Bu noktada Rıdvan Memi'nin "Sayın Başbakan'ın referandum kampanyası sırasında yargıda atamalar bağlamında kullanmış olsa da "Dedelerden talimatlar alarak atama yapma dönemi bitti" sözü bu sonuçta etkili olmuş olabilir mi ?" diye sorması üzerine Ertan Aydın,
"Olabilir. Başka bir bağlamda kullanılmış olsa da "Dedeler" ifadesi aleviler nazarında bir tepkiye yol açmış olabilir." yanıtını verdi.
'TÜM SEÇMENLERİN %30'U KENDİSİNİ İSLAMCI OLARAK GÖRÜYOR'
"Referandumda evet diyenler, muhafazakar, İslamcı, milliyetçi ve liberal demokratlardan oluşuyor. Muhafazakar olarak tanımlayanlar yüzde 76 civarında, yüzde 72 civarında İslamcı olarak kendisini tanımlayanlar ve liberal demokratların yüzde 57.9'u evet oyu verdiğini ifade ediyor. Seçmen içerisinde tüm deneklerin yüzde 30'u kendisini İslamcı olarak tanımlıyor. Bunun da yüzde 72 si referandumda evet oyu verdiğini söylüyor. Türkiye'de insanlar İslamcı tabirini yanlış anlayabiliyorlar, Müslümanlık zannedebiliyorlar."
'ATATÜRKÇÜLERİN %25'İ, ULUSALCILARIN %41'İ EVET DEDİ'
"Kendisini Atatürkçü/Kemalist olarak tanımlayanların yaklaşık yüzde 25'i bu referandumda evet oyu verdiğini söylüyor. Yüzde 56 sı ise hayır oyu verdi. Araştırmamızın en şaşırtıcı sonuçlarından biri kendini ulusalcı olarak tanımlayanların yüzde 41.6 sı evet oyu verdiğini 39.3 ü hayır oyu verdiğini söylüyor. Ancak burada ulusalcı tabiri de İslamcı tabiri gibi toplumun alt kesimlerinde çok iyi anlaşılabilen bir şey değil. Ulusalcılığın daha ziyade milliyetçilikle karıştırıldığını düşünüyoruz. Ama karıştırmayıp doğrudan kendisini ulusalcı olarak görenler de var bu oran içinde."

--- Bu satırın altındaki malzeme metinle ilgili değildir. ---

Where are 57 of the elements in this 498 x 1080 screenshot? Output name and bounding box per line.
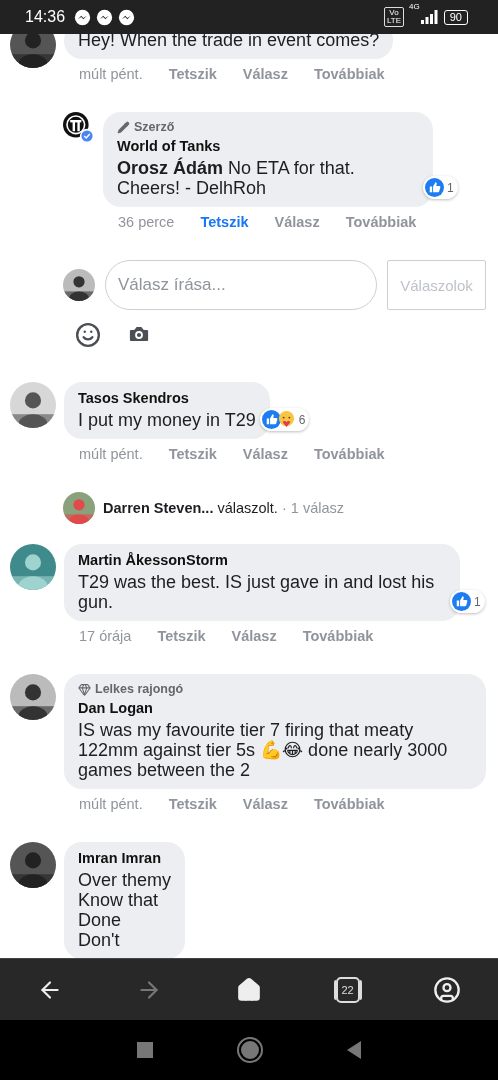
diamond-icon (78, 682, 91, 696)
comment-action[interactable]: Válasz (242, 66, 288, 82)
like-icon (425, 178, 444, 197)
comment-action[interactable]: Tetszik (157, 628, 206, 644)
comment-action[interactable]: Válasz (274, 214, 320, 230)
hug-emoji-icon (276, 410, 296, 429)
comment-action[interactable]: Válasz (242, 446, 288, 462)
comment-action[interactable]: Továbbiak (345, 214, 417, 230)
reply-field[interactable]: Válasz írása... (105, 260, 377, 310)
author-name: World of Tanks (117, 138, 222, 154)
messenger-icon (118, 8, 136, 26)
reactions-pill[interactable]: 1 (423, 176, 458, 199)
like-icon (261, 410, 281, 429)
comment-time: múlt pént. (79, 796, 143, 812)
reactions-pill[interactable]: 6 (259, 408, 310, 431)
pencil-icon (117, 120, 130, 134)
home-icon[interactable] (236, 976, 262, 1003)
comment-text: T29 was the best. IS just gave in and lost his gun. (78, 572, 436, 612)
emoji-icon[interactable] (75, 322, 101, 348)
reactions-pill[interactable]: 1 (450, 590, 485, 613)
comment-time: múlt pént. (79, 66, 143, 82)
comment-text: Orosz Ádám No ETA for that. Cheers! - DelhRoh (117, 158, 356, 198)
comment-action[interactable]: Továbbiak (313, 796, 385, 812)
comment-action[interactable]: Tetszik (168, 66, 217, 82)
home-button[interactable] (239, 1039, 261, 1061)
author-name: Martin ÅkessonStorm (78, 552, 229, 568)
comment-time: 17 órája (79, 628, 132, 644)
comment-action[interactable]: Válasz (231, 628, 277, 644)
comment-action[interactable]: Továbbiak (313, 66, 385, 82)
comment-time: 36 perce (118, 214, 175, 230)
comment-action[interactable]: Tetszik (200, 214, 249, 230)
comment-action[interactable]: Tetszik (168, 796, 217, 812)
comment-action[interactable]: Tetszik (168, 446, 217, 462)
tabs-button[interactable]: 22 (335, 976, 360, 1003)
comment-text: IS was my favourite tier 7 firing that meaty 122mm against tier 5s 💪😂 done nearly 3000 games between the 2 (78, 720, 449, 780)
messenger-icon (74, 8, 92, 26)
account-icon[interactable] (433, 975, 462, 1004)
messenger-icon (96, 8, 114, 26)
battery-level: 90 (443, 9, 468, 25)
like-icon (452, 592, 471, 611)
comment-action[interactable]: Továbbiak (302, 628, 374, 644)
author-name: Imran Imran (78, 850, 162, 866)
comment-text: I put my money in T29 (78, 410, 256, 430)
author-name: Tasos Skendros (78, 390, 190, 406)
badge-label: Szerző (134, 120, 175, 134)
comment-action[interactable]: Válasz (242, 796, 288, 812)
comment-text: Over themy Know that Done Don't (78, 870, 172, 950)
author-name: Dan Logan (78, 700, 154, 716)
volte-badge: Vo LTE (384, 7, 405, 27)
comment-action[interactable]: Továbbiak (313, 446, 385, 462)
badge-label: Lelkes rajongó (95, 682, 184, 696)
view-replies-link[interactable]: Darren Steven... válaszolt. · 1 válasz (103, 500, 344, 516)
signal-icon (419, 10, 438, 24)
comment-time: múlt pént. (79, 446, 143, 462)
back-triangle-icon[interactable] (347, 1041, 361, 1059)
status-time: 14:36 (25, 8, 66, 26)
network-type: 4G (409, 2, 420, 11)
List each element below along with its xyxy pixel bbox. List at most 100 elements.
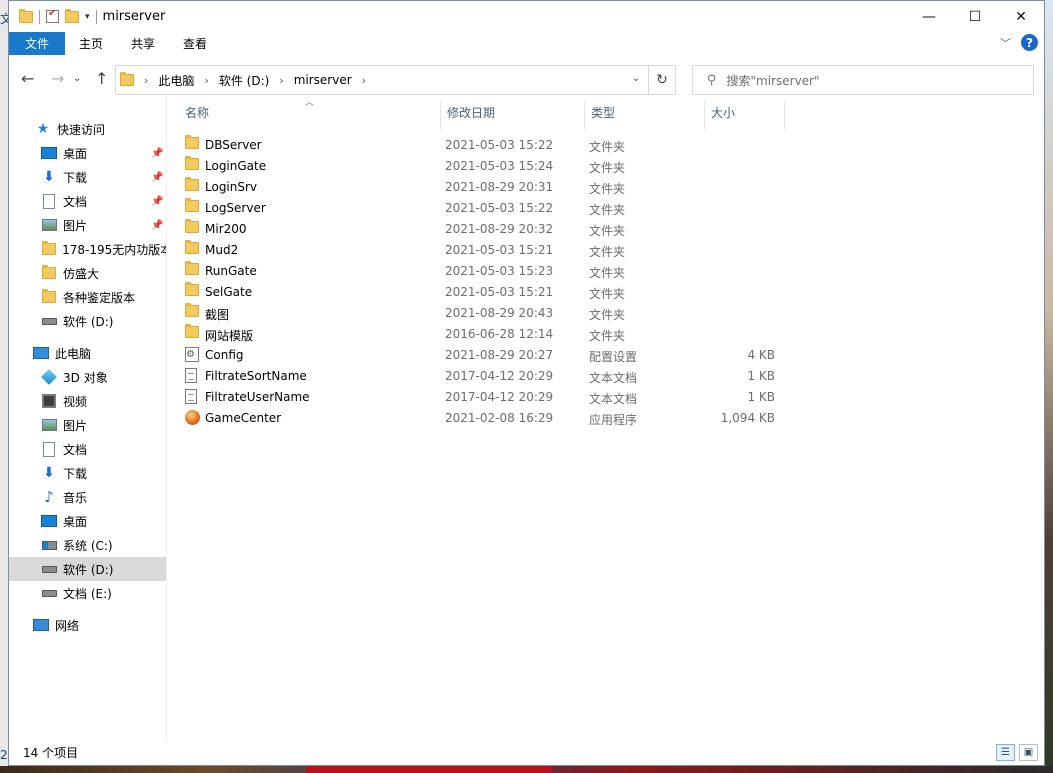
nav-quick-access[interactable]: ★ 快速访问 <box>9 117 166 141</box>
file-name: GameCenter <box>205 411 282 425</box>
breadcrumb-separator-icon[interactable]: › <box>144 74 148 87</box>
tab-share[interactable]: 共享 <box>117 32 169 55</box>
download-icon: ⬇ <box>43 169 55 185</box>
file-date: 2021-08-29 20:27 <box>445 348 554 362</box>
nav-item-documents-pc[interactable]: 文档 <box>9 437 166 461</box>
breadcrumb-this-pc[interactable]: 此电脑 <box>158 72 194 89</box>
table-row[interactable]: LoginSrv 2021-08-29 20:31 文件夹 <box>177 176 777 197</box>
nav-network[interactable]: 网络 <box>9 613 166 637</box>
nav-item-downloads-pc[interactable]: ⬇ 下载 <box>9 461 166 485</box>
nav-this-pc[interactable]: 此电脑 <box>9 341 166 365</box>
table-row[interactable]: Mir200 2021-08-29 20:32 文件夹 <box>177 218 777 239</box>
toolbar-separator <box>39 9 40 24</box>
table-row[interactable]: FiltrateUserName 2017-04-12 20:29 文本文档 1 KB <box>177 386 777 407</box>
table-row[interactable]: LogServer 2021-05-03 15:22 文件夹 <box>177 197 777 218</box>
search-input[interactable]: ⚲ 搜索"mirserver" <box>692 65 1034 95</box>
new-folder-icon[interactable] <box>65 8 79 23</box>
maximize-button[interactable]: ☐ <box>952 1 998 32</box>
nav-item-drive-d-quick[interactable]: 软件 (D:) <box>9 309 166 333</box>
customize-toolbar-dropdown-icon[interactable]: ▾ <box>85 12 90 22</box>
navigation-bar: ← → ⌄ ↑ › 此电脑 › 软件 (D:) › mirserver › ⌄ … <box>9 63 1044 95</box>
file-size: 1 KB <box>747 390 775 404</box>
up-arrow-icon[interactable]: ↑ <box>95 69 108 88</box>
file-date: 2021-05-03 15:21 <box>445 285 554 299</box>
pin-icon[interactable]: 📌 <box>151 148 163 159</box>
nav-item-videos[interactable]: 视频 <box>9 389 166 413</box>
title-bar[interactable]: ▾ mirserver — ☐ ✕ <box>9 1 1044 32</box>
picture-icon <box>41 417 57 433</box>
picture-icon <box>41 217 57 233</box>
file-type: 文件夹 <box>589 266 626 280</box>
table-row[interactable]: Config 2021-08-29 20:27 配置设置 4 KB <box>177 344 777 365</box>
table-row[interactable]: Mud2 2021-05-03 15:21 文件夹 <box>177 239 777 260</box>
nav-item-drive-e[interactable]: 文档 (E:) <box>9 581 166 605</box>
close-button[interactable]: ✕ <box>998 1 1044 32</box>
column-header-type[interactable]: 类型 <box>591 95 615 129</box>
tab-view[interactable]: 查看 <box>169 32 221 55</box>
breadcrumb-separator-icon[interactable]: › <box>204 74 208 87</box>
nav-item-recent-folder[interactable]: 仿盛大 <box>9 261 166 285</box>
table-row[interactable]: DBServer 2021-05-03 15:22 文件夹 <box>177 134 777 155</box>
nav-item-pictures-pc[interactable]: 图片 <box>9 413 166 437</box>
breadcrumb-separator-icon[interactable]: › <box>279 74 283 87</box>
nav-item-downloads[interactable]: ⬇ 下载 📌 <box>9 165 166 189</box>
breadcrumb-mirserver[interactable]: mirserver <box>294 73 352 87</box>
column-separator[interactable] <box>784 101 785 129</box>
address-dropdown-chevron-icon[interactable]: ⌄ <box>632 73 640 84</box>
tab-file[interactable]: 文件 <box>9 32 65 55</box>
table-row[interactable]: RunGate 2021-05-03 15:23 文件夹 <box>177 260 777 281</box>
folder-icon <box>185 240 199 257</box>
table-row[interactable]: FiltrateSortName 2017-04-12 20:29 文本文档 1 KB <box>177 365 777 386</box>
expand-ribbon-chevron-icon[interactable]: ﹀ <box>1000 35 1011 51</box>
file-date: 2021-02-08 16:29 <box>445 411 554 425</box>
properties-icon[interactable] <box>46 8 59 23</box>
nav-item-music[interactable]: ♪ 音乐 <box>9 485 166 509</box>
table-row[interactable]: GameCenter 2021-02-08 16:29 应用程序 1,094 KB <box>177 407 777 428</box>
nav-item-recent-folder[interactable]: 各种鉴定版本 <box>9 285 166 309</box>
nav-item-desktop-pc[interactable]: 桌面 <box>9 509 166 533</box>
config-file-icon <box>185 347 199 365</box>
folder-icon <box>41 241 56 257</box>
nav-item-recent-folder[interactable]: 178-195无内功版本 <box>9 237 166 261</box>
refresh-button[interactable]: ↻ <box>649 65 676 95</box>
details-view-icon[interactable]: ☰ <box>996 744 1015 761</box>
file-type: 文本文档 <box>589 392 638 406</box>
address-bar[interactable]: › 此电脑 › 软件 (D:) › mirserver › ⌄ <box>115 65 649 95</box>
column-separator[interactable] <box>704 101 705 129</box>
minimize-button[interactable]: — <box>906 1 952 32</box>
column-header-date[interactable]: 修改日期 <box>447 95 495 129</box>
file-date: 2021-05-03 15:24 <box>445 159 554 173</box>
column-header-name[interactable]: 名称 <box>185 95 209 129</box>
table-row[interactable]: SelGate 2021-05-03 15:21 文件夹 <box>177 281 777 302</box>
file-date: 2016-06-28 12:14 <box>445 327 554 341</box>
table-row[interactable]: LoginGate 2021-05-03 15:24 文件夹 <box>177 155 777 176</box>
recent-locations-chevron-icon[interactable]: ⌄ <box>73 73 81 84</box>
back-arrow-icon[interactable]: ← <box>21 69 34 88</box>
file-name: 截图 <box>205 308 230 322</box>
nav-item-pictures[interactable]: 图片 📌 <box>9 213 166 237</box>
pin-icon[interactable]: 📌 <box>151 172 163 183</box>
window-title: mirserver <box>102 9 166 24</box>
table-row[interactable]: 网站模版 2016-06-28 12:14 文件夹 <box>177 323 777 344</box>
nav-item-drive-c[interactable]: 系统 (C:) <box>9 533 166 557</box>
nav-item-desktop[interactable]: 桌面 📌 <box>9 141 166 165</box>
tab-home[interactable]: 主页 <box>65 32 117 55</box>
large-icons-view-icon[interactable]: ▣ <box>1019 744 1038 761</box>
nav-item-drive-d[interactable]: 软件 (D:) <box>9 557 166 581</box>
column-separator[interactable] <box>440 101 441 129</box>
nav-item-documents[interactable]: 文档 📌 <box>9 189 166 213</box>
breadcrumb-separator-icon[interactable]: › <box>362 74 366 87</box>
download-icon: ⬇ <box>43 465 55 481</box>
file-date: 2021-08-29 20:31 <box>445 180 554 194</box>
breadcrumb-drive-d[interactable]: 软件 (D:) <box>219 72 269 89</box>
column-separator[interactable] <box>584 101 585 129</box>
column-header-size[interactable]: 大小 <box>711 95 735 129</box>
table-row[interactable]: 截图 2021-08-29 20:43 文件夹 <box>177 302 777 323</box>
pin-icon[interactable]: 📌 <box>151 220 163 231</box>
forward-arrow-icon[interactable]: → <box>51 69 64 88</box>
help-icon[interactable]: ? <box>1021 34 1038 51</box>
folder-icon <box>185 198 199 215</box>
folder-icon <box>19 8 33 23</box>
nav-item-3d-objects[interactable]: 3D 对象 <box>9 365 166 389</box>
pin-icon[interactable]: 📌 <box>151 196 163 207</box>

'PARTİ TEMSİLCİLERİNİN DE OLDUĞU KOMİSYONDA 'FETHULLAH GÜLEN ETKİSİ' HİÇ GÜNDEME GELMEDİ, ÖLÇMEDİK'
Pollmark Yöneticisi Ertan Aydın, Rıdvan Memi'nin, "Az ya da çok, 'Evet' üzerinde bir etkisinin varlığı açık olan Fethullah Gülen'in açıklamalarının etki oranını neden ölçmediniz" sorusuna ise şu yanıtı verdi:
"Biz bu soruları partiden de temsilcilerin bulunduğu bir komisyonla hazırladık. Orda hiç gündeme gelmedi.Tam olarak nedenini bilemiyorum. Belki yapılabilirdi, bundan sonra değerlendirilebilir."